While Dallas won’t be a pushover, the Wings couldn’t have hoped for a better opponent in the WCF. There are a number of reasons why the Wings have to be elated to be playing Dallas. 1). Dallas struggled to a 4-10 finish to the regular season. 2). The Wings won the season-series 3-1 outscoring the Stars 12-5. 3). Marty Turco has two wins in 18 starts against the Wings. 4). Dallas is the 5-seed and—more importantly—not San Jose or Anaheim. 5). Dallas doesn’t have a line that can touch Zetterberg/Datsyuk/Holmstrom. I’m going to forgo putting “Detroit has home-ice advantage” as the 6th reason because, if that meant anything, these Wings would have like 10 Cups by now.
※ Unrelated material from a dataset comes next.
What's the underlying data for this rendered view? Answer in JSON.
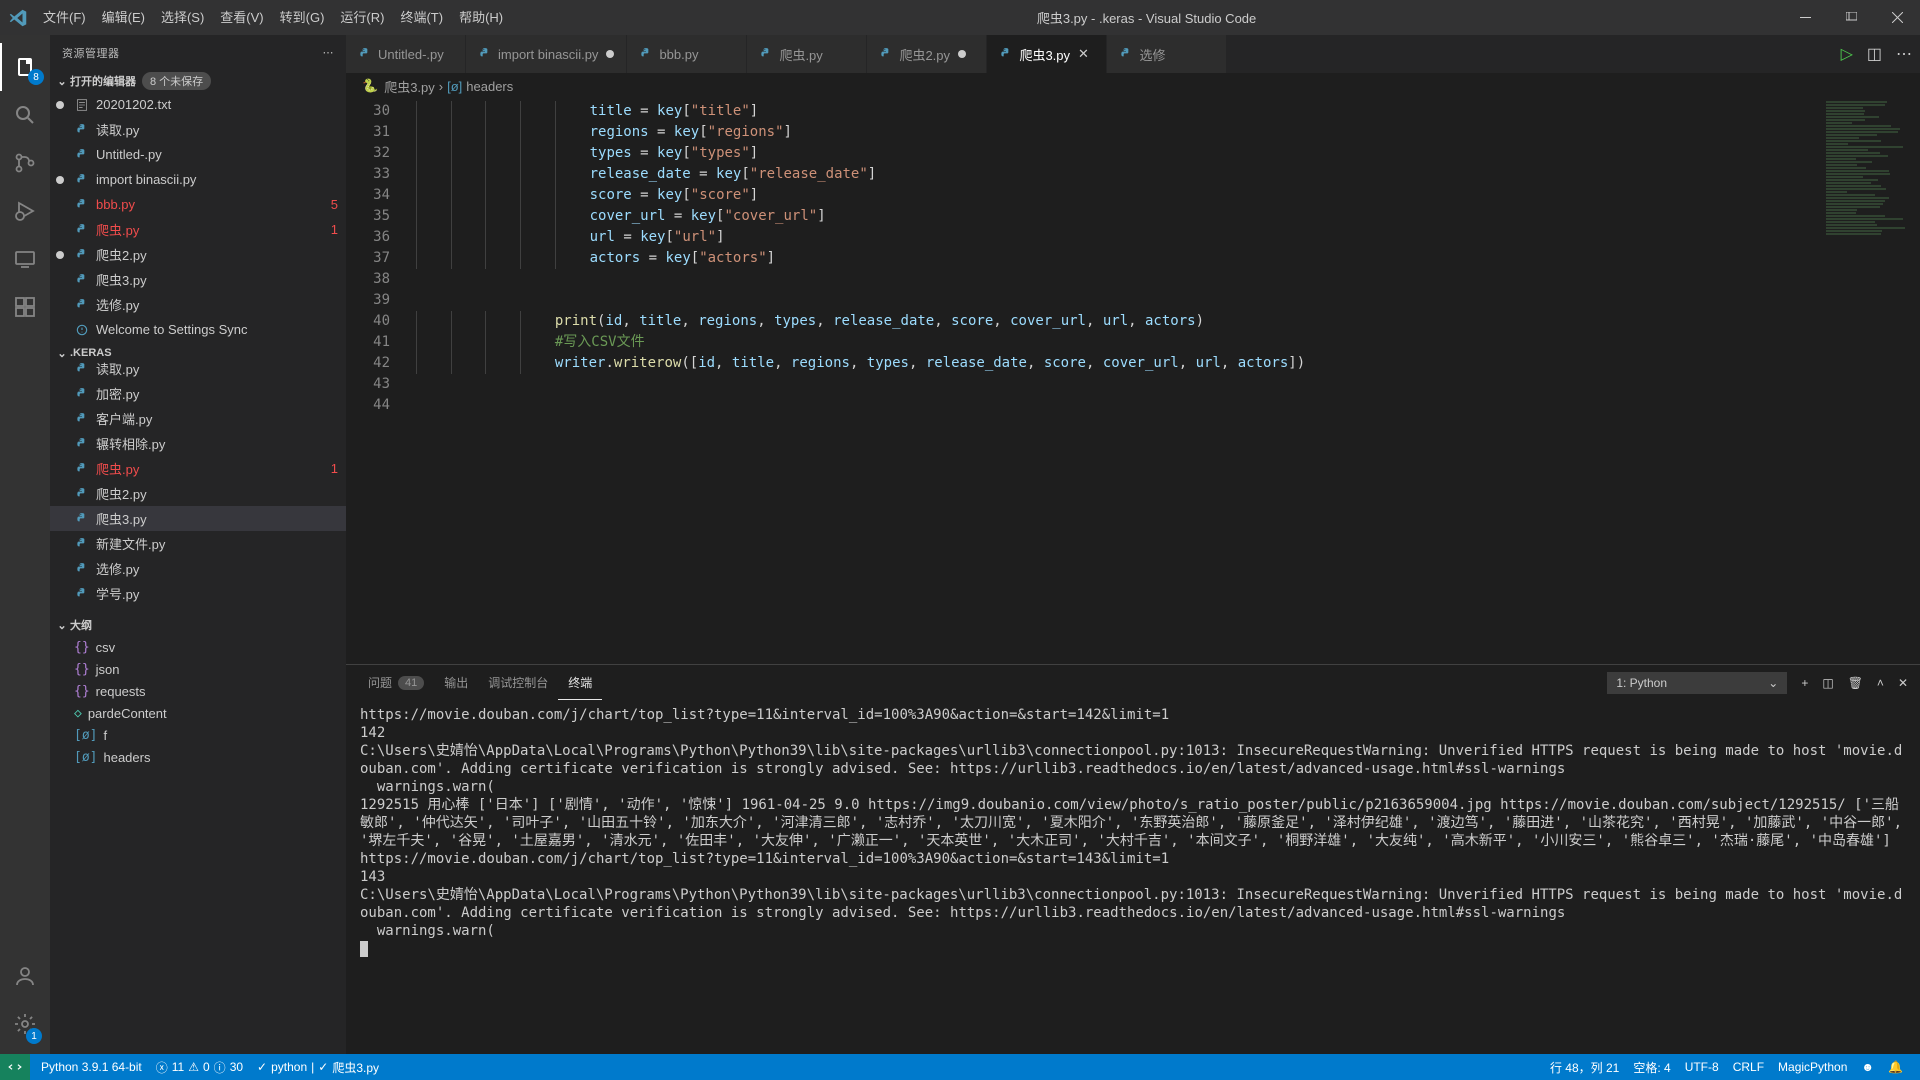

However, it’s worth noting that the Wings had the best home-record in the NHL this year and are 5-0 at home in the playoffs. Last season’s loss to Anaheim in the WCF was an enormous disappointment because the Wings were so close to winning that series. A similar result this year would be even more disappointing because the Wings have clearly been the better team in the regular season and in the playoffs. I think last year’s Anaheim-series will pay dividends this time around.